Die barocke Kasimir-Kirche (Kościół św. Kazimierza) aus dem 17.Jh. Im Zweiten Weltkrieg versorgten die Nonnen des Benediktinerordens hier zunächst verwundete Zivilistinnen und Zivilisten, öffneten das Spital dann im Warschauer Aufstand 1944 auch für verletzte Aufständische. Die deutsche Luftwaffe bombardierte das Spital am 31. August 1944 und tötete dabei vier Priester, 35 Nonnen und mehr als tausend Zivilistinnen und Zivilisten. Krankenhäuser und Lazarette wurden von deutscher Seite im Zweiten Weltkrieg als militärische Ziele behandelt und beschossen.

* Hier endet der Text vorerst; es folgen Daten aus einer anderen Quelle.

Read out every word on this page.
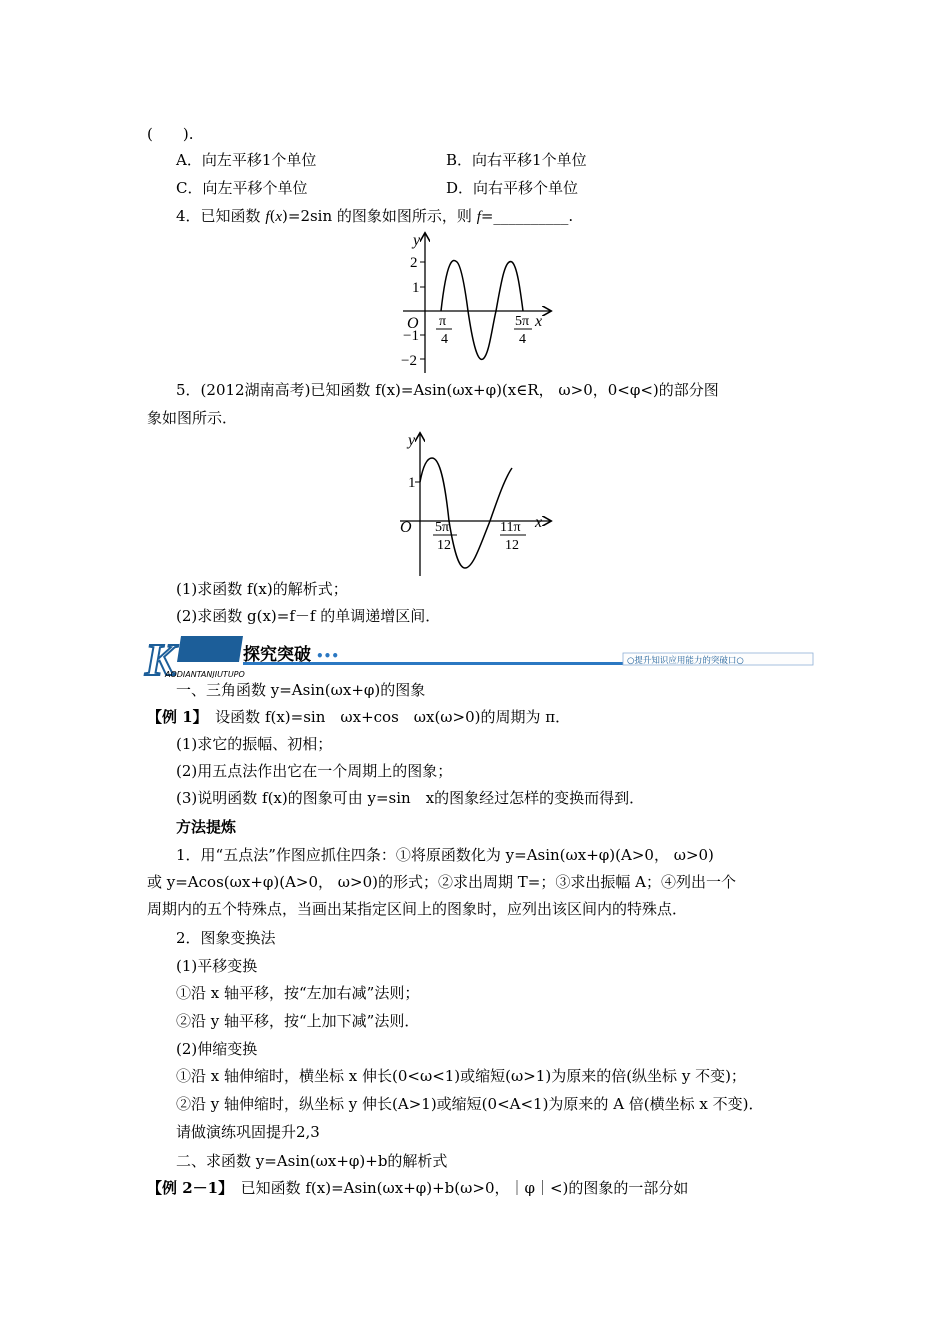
(　　).
A．向左平移1个单位	B．向右平移1个单位
C．向左平移个单位	D．向右平移个单位
4．已知函数 f(x)=2sin 的图象如图所示，则 f=__________.
y
x
O
2
1
−1
−2
π
4
5π
4
5．(2012湖南高考)已知函数 f(x)=Asin(ωx+φ)(x∈R， ω>0，0<φ<)的部分图
象如图所示．
y
x
O
1
5π
12
11π
12
(1)求函数 f(x)的解析式；
(2)求函数 g(x)=f－f 的单调递增区间．
K	探究突破 •••
AODIANTANJIUTUPO
○提升知识应用能力的突破口○
一、三角函数 y=Asin(ωx+φ)的图象
【例 1】　设函数 f(x)=sin　ωx+cos　ωx(ω>0)的周期为 π．
(1)求它的振幅、初相；
(2)用五点法作出它在一个周期上的图象；
(3)说明函数 f(x)的图象可由 y=sin　x的图象经过怎样的变换而得到．
方法提炼
1．用“五点法”作图应抓住四条：①将原函数化为 y=Asin(ωx+φ)(A>0， ω>0)
或 y=Acos(ωx+φ)(A>0， ω>0)的形式；②求出周期 T=；③求出振幅 A；④列出一个
周期内的五个特殊点，当画出某指定区间上的图象时，应列出该区间内的特殊点．
2．图象变换法
(1)平移变换
①沿 x 轴平移，按“左加右减”法则；
②沿 y 轴平移，按“上加下减”法则．
(2)伸缩变换
①沿 x 轴伸缩时，横坐标 x 伸长(0<ω<1)或缩短(ω>1)为原来的倍(纵坐标 y 不变)；
②沿 y 轴伸缩时，纵坐标 y 伸长(A>1)或缩短(0<A<1)为原来的 A 倍(横坐标 x 不变)．
请做演练巩固提升2,3
二、求函数 y=Asin(ωx+φ)+b的解析式
【例 2－1】　已知函数 f(x)=Asin(ωx+φ)+b(ω>0，｜φ｜<)的图象的一部分如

Straßenszene in der Neustadt (Nowe Miasto)


Im 1643 errichteten heutigen Präsidentenpalast wurde 1955 der Warschauer Pakt unterzeichnet. Heute weht davor neben EU-Fahne und polnischer Nationalflagge das NATO-Emblem.


Rund um die Löwenstatuen vor dem Präsidentenpalast ereignete sich 2012 um einen österreichischen Politiker, der den rechten Parteien FPÖ, BZÖ und Stronach anhing, eine Posse als er sie im deutschnationalen Überschwang während der Fußball-EM mit deutschen Farben beschmierte, dafür festgenommen wurde und sich zur Schande der Republik mit österreichischem Nationalratsabgeordneten-Ausweis daraus entwinden konnte.


Inmitten eines belebten Kreisverkehrs steht eine Palme. Der heute künstliche Baum ist die Nachbildung einer Dattelpalme, welche die polnische Künstlerin Joanna Rajkowska hier 2002 aufstellen ließ. Ursprünglich war die Palme 2001 Bestandteil eines umfangreicher gedachten, kurzzeitigen Projekts einer Jerusalem-Allee aus Palmen in Erinnerung an die jüdische Vergangenheit Warschaus. Daraus wurde dann ein Baum. Da er schnell beliebt wurde, wurde er 2003 durch Kunststoff ersetzt und steht seither auf der Verkehrsinsel.


Der riesige Kulturpalast (offiziell Kultur- und Wissenschaftspalast, Pałac Kultury i Nauki) wurde von 1952 bis 1956 von 3.500 hierhergebrachten Bauarbeitern aus der Sowjetunion errichtet. Das weit ausladende, 231 Meter hohe Gebäude im Stil der Prunkbauten des Stalinismus war und ist für die Warschauer Bevölkerung ein Symbol der kommunistischen Diktatur.